This article was updated at 7:35 p.m.
Japanese media conglom Kadokawa Holdings will invest $100 million in DreamWorks, giving the company a 2.83% stake in the privately owned studio formed in 1994 by Jeffrey Katzenberg, Steven Spielberg and David Geffen.
The equity and distribution deal is similar in structure — if not scale — to DreamWorks’ partnership with Universal, as well as its contract with Korean distribution company Cheil.
Move, which values the studio at slightly more than $3.5 billion, comes as DreamWorks mulls an initial public offering of its animation division later this year, following the releases of CGI sequel “Shrek 2” and toon laffer “Shark Tale” (Daily Variety, Feb. 10). The pics bow May 21 and Oct. 1, respectively.
Both movies will be heavily promoted, stoking the public’s perception of DreamWorks as a strong animation contender.

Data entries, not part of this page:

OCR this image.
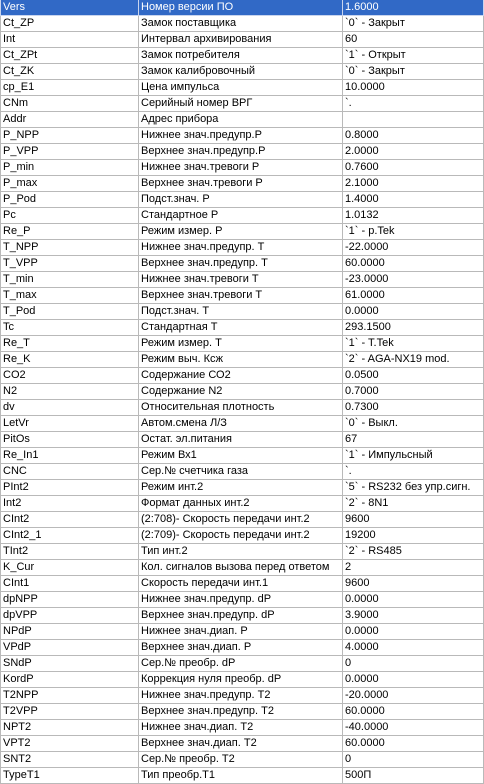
Vers	Номер версии ПО	1.6000
Ct_ZP	Замок поставщика	`0` - Закрыт
Int	Интервал архивирования	60
Ct_ZPt	Замок потребителя	`1` - Открыт
Ct_ZK	Замок калибровочный	`0` - Закрыт
cp_E1	Цена импульса	10.0000
CNm	Серийный номер ВРГ	`.
Addr	Адрес прибора	
P_NPP	Нижнее знач.предупр.Р	0.8000
P_VPP	Верхнее знач.предупр.Р	2.0000
P_min	Нижнее знач.тревоги Р	0.7600
P_max	Верхнее знач.тревоги Р	2.1000
P_Pod	Подст.знач. Р	1.4000
Pc	Стандартное Р	1.0132
Re_P	Режим измер. Р	`1` - p.Tek
T_NPP	Нижнее знач.предупр. Т	-22.0000
T_VPP	Верхнее знач.предупр. Т	60.0000
T_min	Нижнее знач.тревоги Т	-23.0000
T_max	Верхнее знач.тревоги Т	61.0000
T_Pod	Подст.знач. Т	0.0000
Tc	Стандартная Т	293.1500
Re_T	Режим измер. Т	`1` - T.Tek
Re_K	Режим выч. Ксж	`2` - AGA-NX19 mod.
CO2	Содержание СО2	0.0500
N2	Содержание N2	0.7000
dv	Относительная плотность	0.7300
LetVr	Автом.смена Л/З	`0` - Выкл.
PitOs	Остат. эл.питания	67
Re_In1	Режим Вх1	`1` - Импульсный
CNC	Сер.№ счетчика газа	`.
PInt2	Режим инт.2	`5` - RS232 без упр.сигн.
Int2	Формат данных инт.2	`2` - 8N1
CInt2	(2:708)- Скорость передачи инт.2	9600
CInt2_1	(2:709)- Скорость передачи инт.2	19200
TInt2	Тип инт.2	`2` - RS485
K_Cur	Кол. сигналов вызова перед ответом	2
CInt1	Скорость передачи инт.1	9600
dpNPP	Нижнее знач.предупр. dP	0.0000
dpVPP	Верхнее знач.предупр. dP	3.9000
NPdP	Нижнее знач.диап. Р	0.0000
VPdP	Верхнее знач.диап. Р	4.0000
SNdP	Сер.№ преобр. dP	0
KordP	Коррекция нуля преобр. dP	0.0000
T2NPP	Нижнее знач.предупр. Т2	-20.0000
T2VPP	Верхнее знач.предупр. Т2	60.0000
NPT2	Нижнее знач.диап. Т2	-40.0000
VPT2	Верхнее знач.диап. Т2	60.0000
SNT2	Сер.№ преобр. Т2	0
TypeT1	Тип преобр.Т1	500П
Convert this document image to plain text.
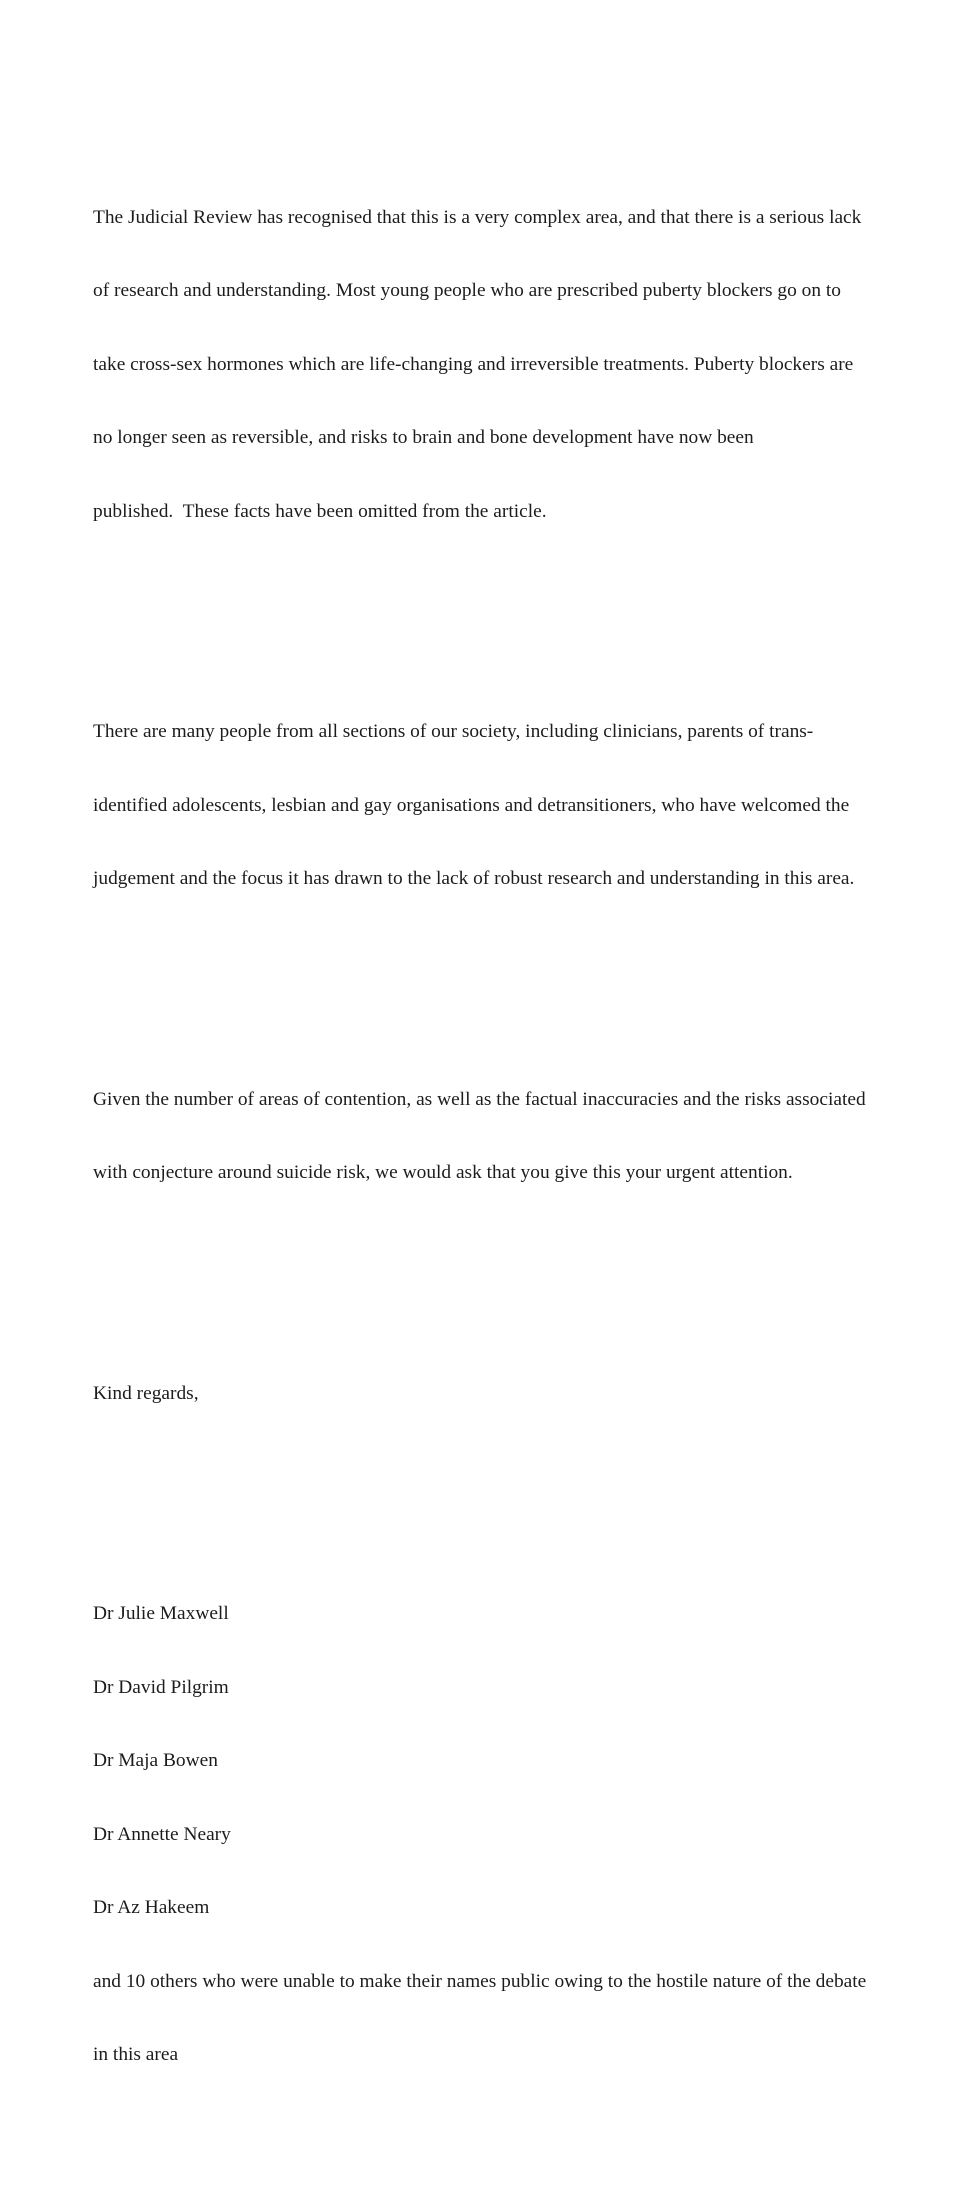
The Judicial Review has recognised that this is a very complex area, and that there is a serious lack

of research and understanding. Most young people who are prescribed puberty blockers go on to

take cross-sex hormones which are life-changing and irreversible treatments. Puberty blockers are

no longer seen as reversible, and risks to brain and bone development have now been

published.  These facts have been omitted from the article.

There are many people from all sections of our society, including clinicians, parents of trans-

identified adolescents, lesbian and gay organisations and detransitioners, who have welcomed the

judgement and the focus it has drawn to the lack of robust research and understanding in this area.

Given the number of areas of contention, as well as the factual inaccuracies and the risks associated

with conjecture around suicide risk, we would ask that you give this your urgent attention.

Kind regards,

Dr Julie Maxwell

Dr David Pilgrim

Dr Maja Bowen

Dr Annette Neary

Dr Az Hakeem

and 10 others who were unable to make their names public owing to the hostile nature of the debate

in this area
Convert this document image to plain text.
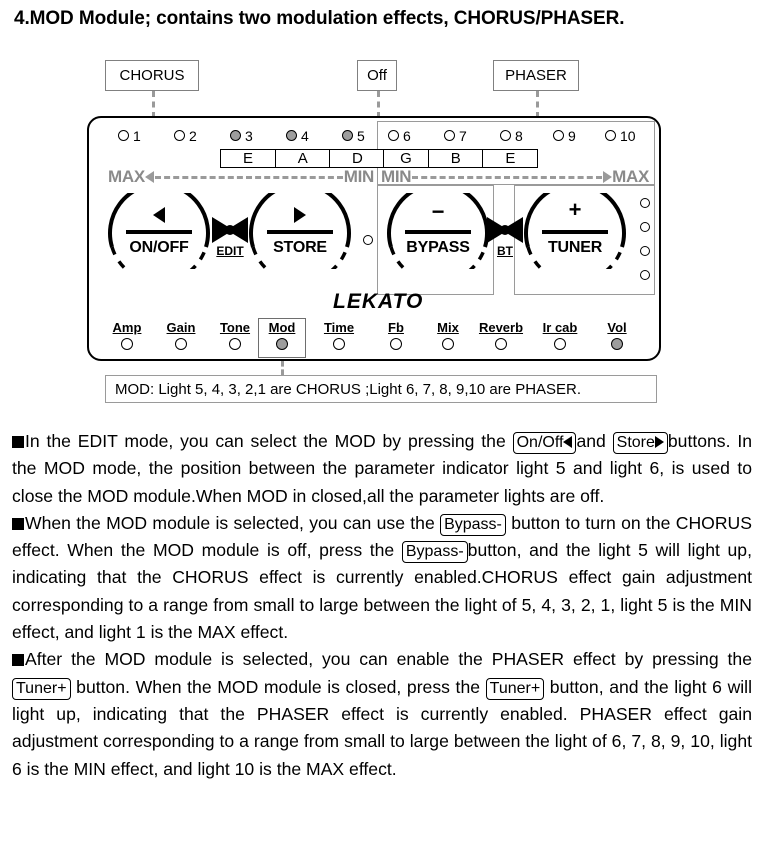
4.MOD Module; contains two modulation effects, CHORUS/PHASER.
CHORUS	Off	PHASER
1	2	3	4	5	6	7	8	9	10
E	A	D	G	B	E
MAX	MIN MIN	MAX
ON/OFF	EDIT	STORE
−
BYPASS	BT
+
TUNER
LEKATO
Amp	Gain	Tone	Mod	Time	Fb	Mix	Reverb	Ir cab	Vol
MOD: Light 5, 4, 3, 2,1 are CHORUS ;Light 6, 7, 8, 9,10 are PHASER.

In the EDIT mode, you can select the MOD by pressing the On/Off and Store buttons. In the MOD mode, the position between the parameter indicator light 5 and light 6, is used to close the MOD module.When MOD in closed,all the parameter lights are off.

When the MOD module is selected, you can use the Bypass- button to turn on the CHORUS effect. When the MOD module is off, press the Bypass- button, and the light 5 will light up, indicating that the CHORUS effect is currently enabled.CHORUS effect gain adjustment corresponding to a range from small to large between the light of 5, 4, 3, 2, 1, light 5 is the MIN effect, and light 1 is the MAX effect.

After the MOD module is selected, you can enable the PHASER effect by pressing theTuner+ button. When the MOD module is closed, press the Tuner+ button, and the light 6 will light up, indicating that the PHASER effect is currently enabled. PHASER effect gain adjustment corresponding to a range from small to large between the light of 6, 7, 8, 9, 10, light 6 is the MIN effect, and light 10 is the MAX effect.
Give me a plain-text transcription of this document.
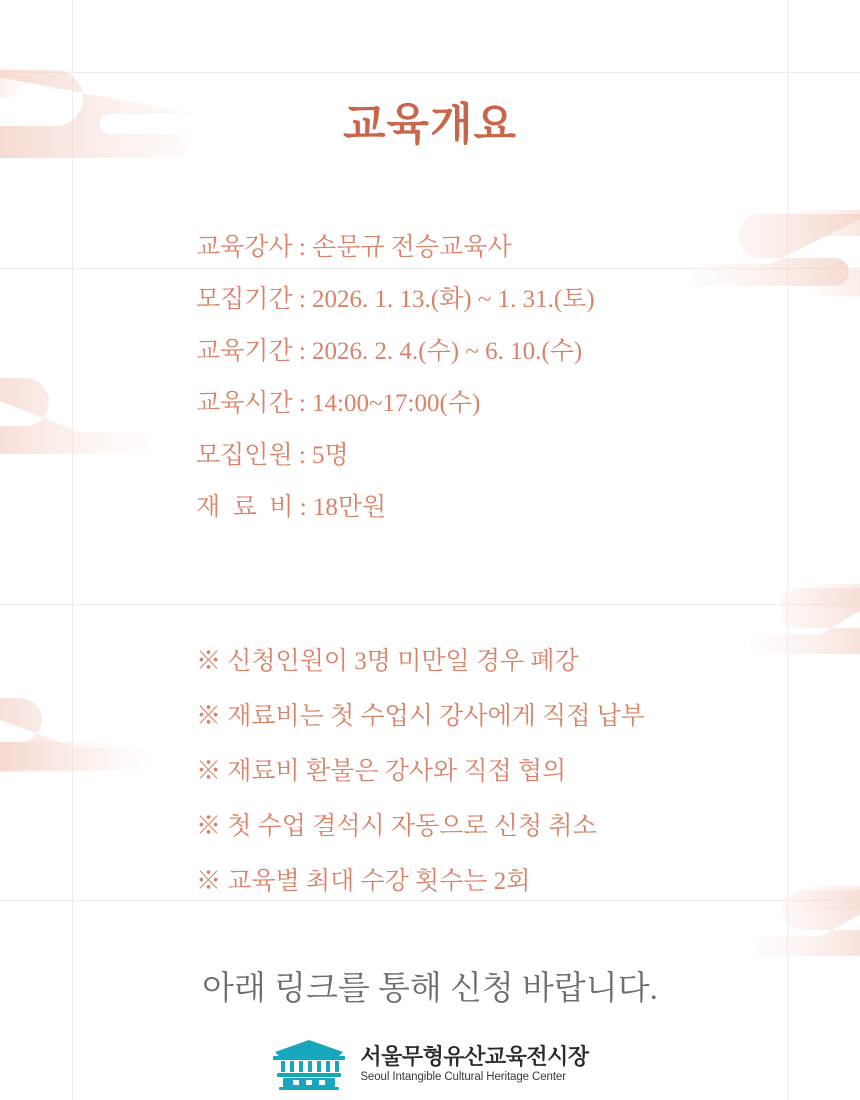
교육개요
교육강사 : 손문규 전승교육사
모집기간 : 2026. 1. 13.(화) ~ 1. 31.(토)
교육기간 : 2026. 2. 4.(수) ~ 6. 10.(수)
교육시간 : 14:00~17:00(수)
모집인원 : 5명
재  료  비 : 18만원
※ 신청인원이 3명 미만일 경우 폐강
※ 재료비는 첫 수업시 강사에게 직접 납부
※ 재료비 환불은 강사와 직접 협의
※ 첫 수업 결석시 자동으로 신청 취소
※ 교육별 최대 수강 횟수는 2회
아래 링크를 통해 신청 바랍니다.
서울무형유산교육전시장
Seoul Intangible Cultural Heritage Center
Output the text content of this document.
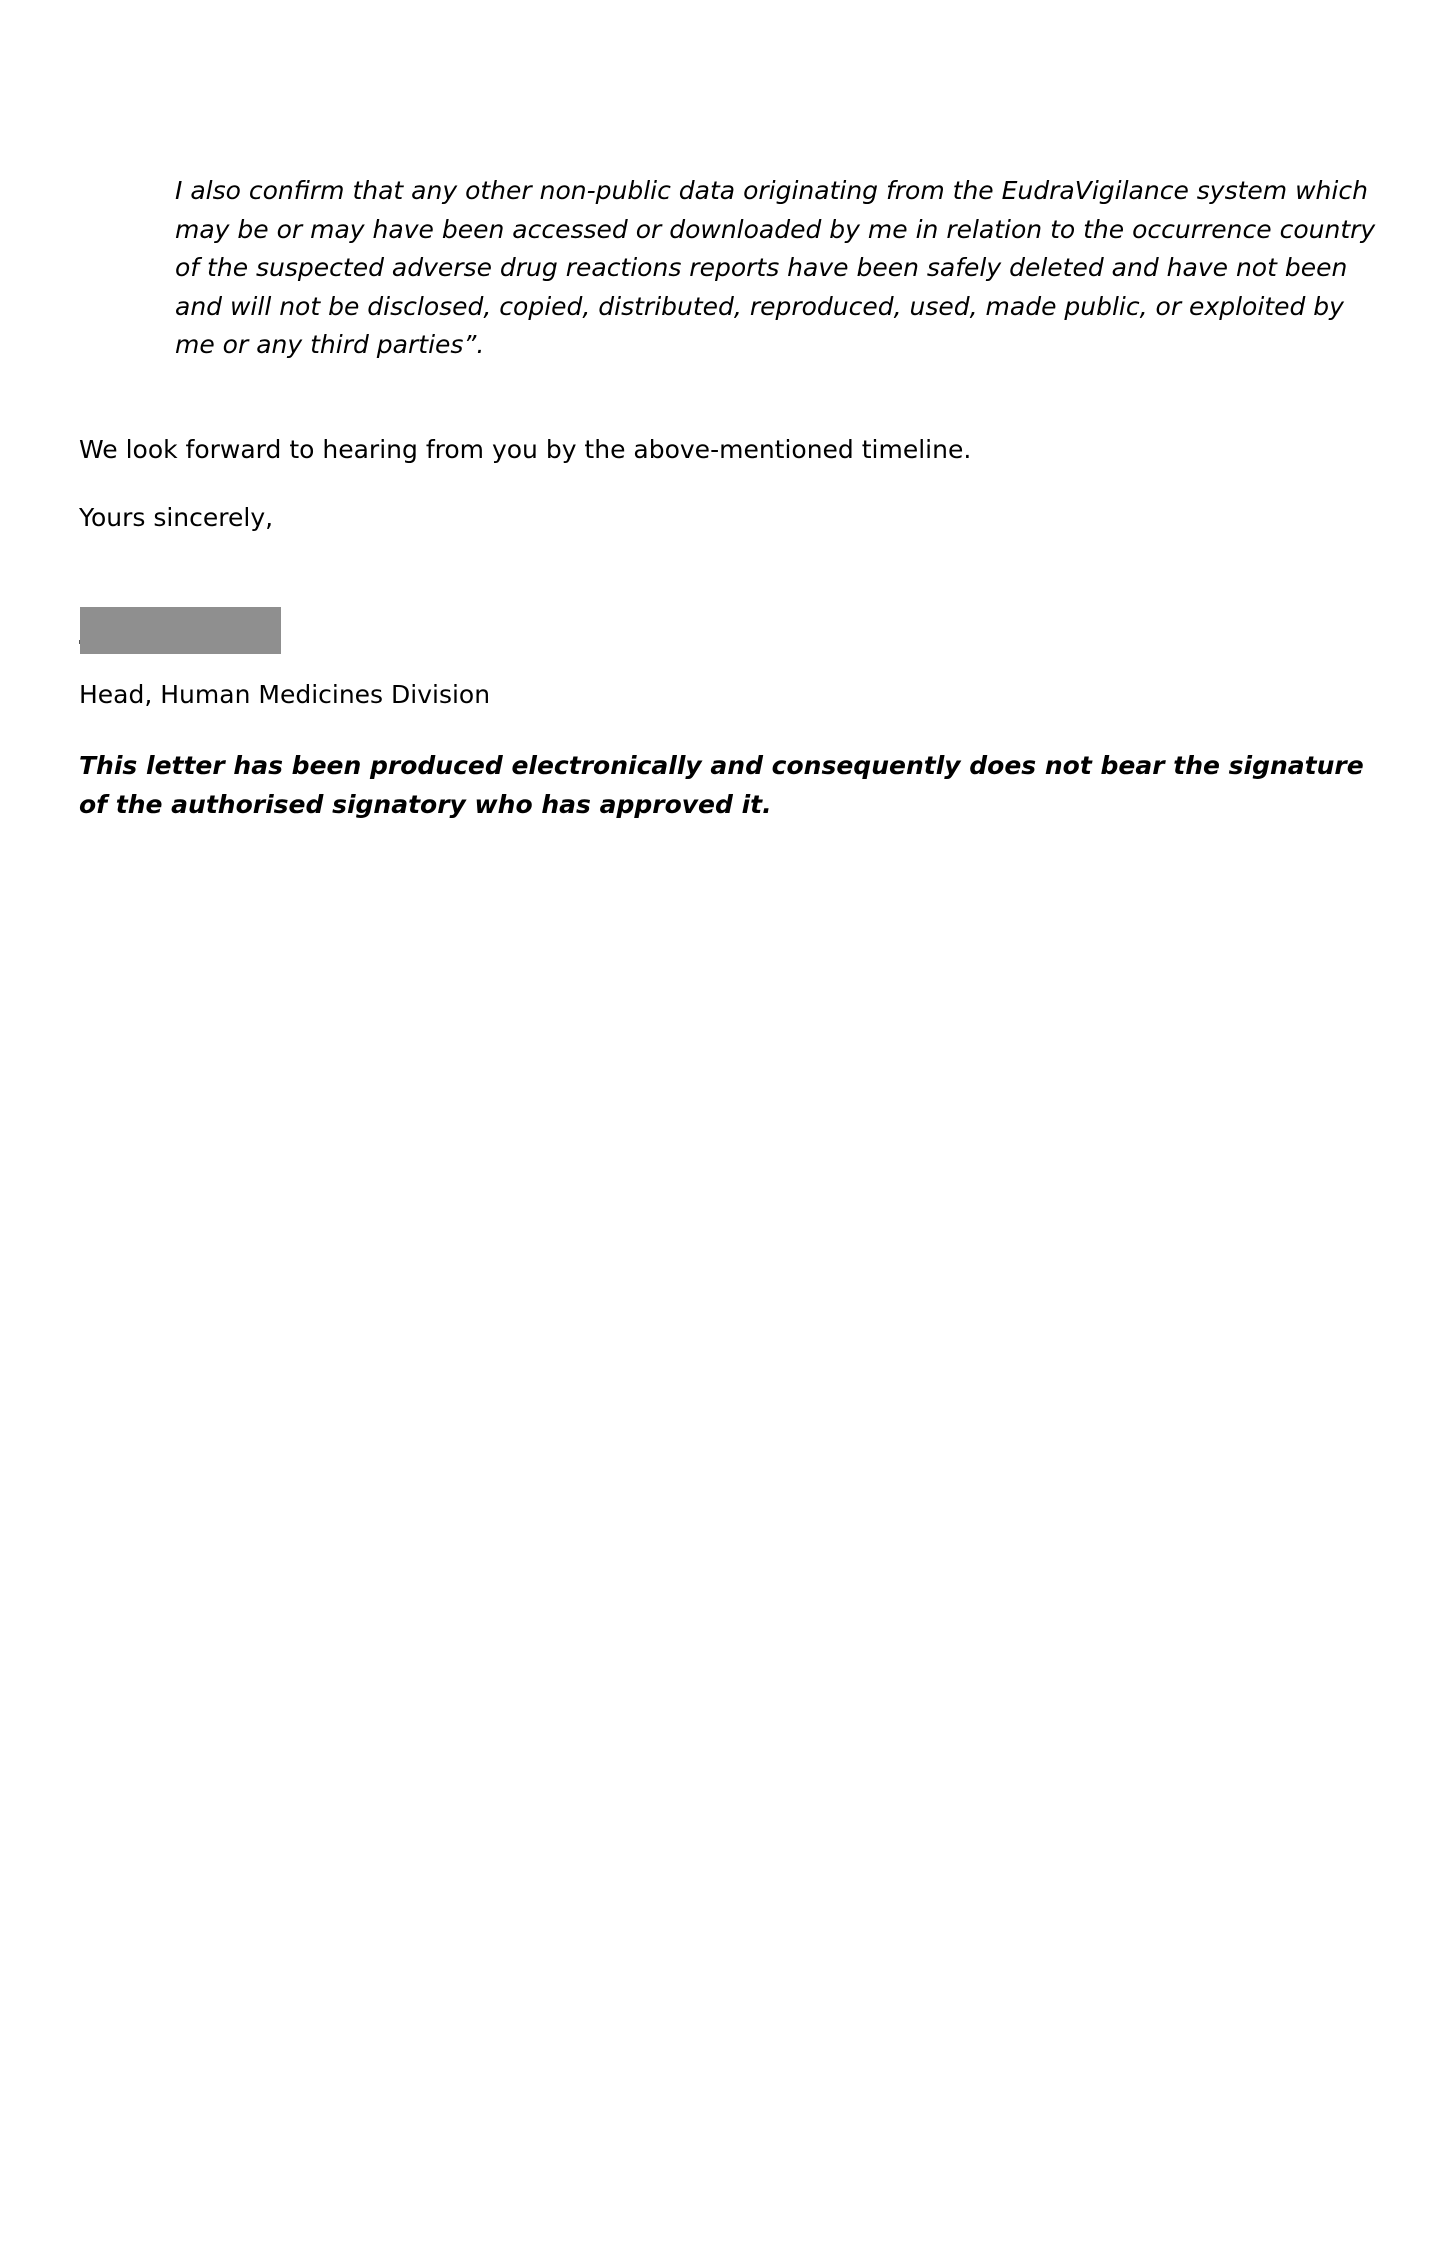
I also confirm that any other non-public data originating from the EudraVigilance system which
may be or may have been accessed or downloaded by me in relation to the occurrence country
of the suspected adverse drug reactions reports have been safely deleted and have not been
and will not be disclosed, copied, distributed, reproduced, used, made public, or exploited by
me or any third parties”.

We look forward to hearing from you by the above-mentioned timeline.

Yours sincerely,

Head, Human Medicines Division

This letter has been produced electronically and consequently does not bear the signature
of the authorised signatory who has approved it.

Furthermore, there is believed to be an upcoming window during which billionaire Paul Allen can recover some or all of his $700 million investment in DreamWorks — a detail that makes a 2004 IPO seem likely. Sources say Allen has not signaled an intention to exercise his option to recover the investment. It was unclear when the investment money must be repaid under the option.
There is also speculation that an IPO could be delayed until 2005, to avoid the economic uncertainty that usually accompanies a presidential election. DreamWorks execs are also concerned about possible terrorism threats that may coincide with the elections and their potential effect on the public markets.
A DreamWorks spokeswoman declined to comment on the possibility of an IPO or its timing.
Kadokawa’s investment gives the Tokyo-based company exclusive rights to distribute DreamWorks films, videos, DVDs and other products in Japan.
Kadokawa expects sales of about $32 million from selling DreamWorks content in the year started April 1 and $138 million the following year.
Company has been aggressively acquiring film properties of late. Last month, Kadokawa bagged a majority stake in Japanese film distributor and exhib Nippon Herald Film, strengthening the company’s position in Japan’s film and media business.
Kadokawa also controls distrib Asmik-Ace Entertainment and, in 2002, acquired film producer Daiei Co., including its library comprising many of Japan’s classics.
Kadokawa Shoten, a subsidiary of Kadokawa Holdings, published horror novel “The Ring,” upon which the Japanese film, and subsequently DreamWorks’ American version, were based.
DreamWorks’ “The Ring 2” begins shooting next month.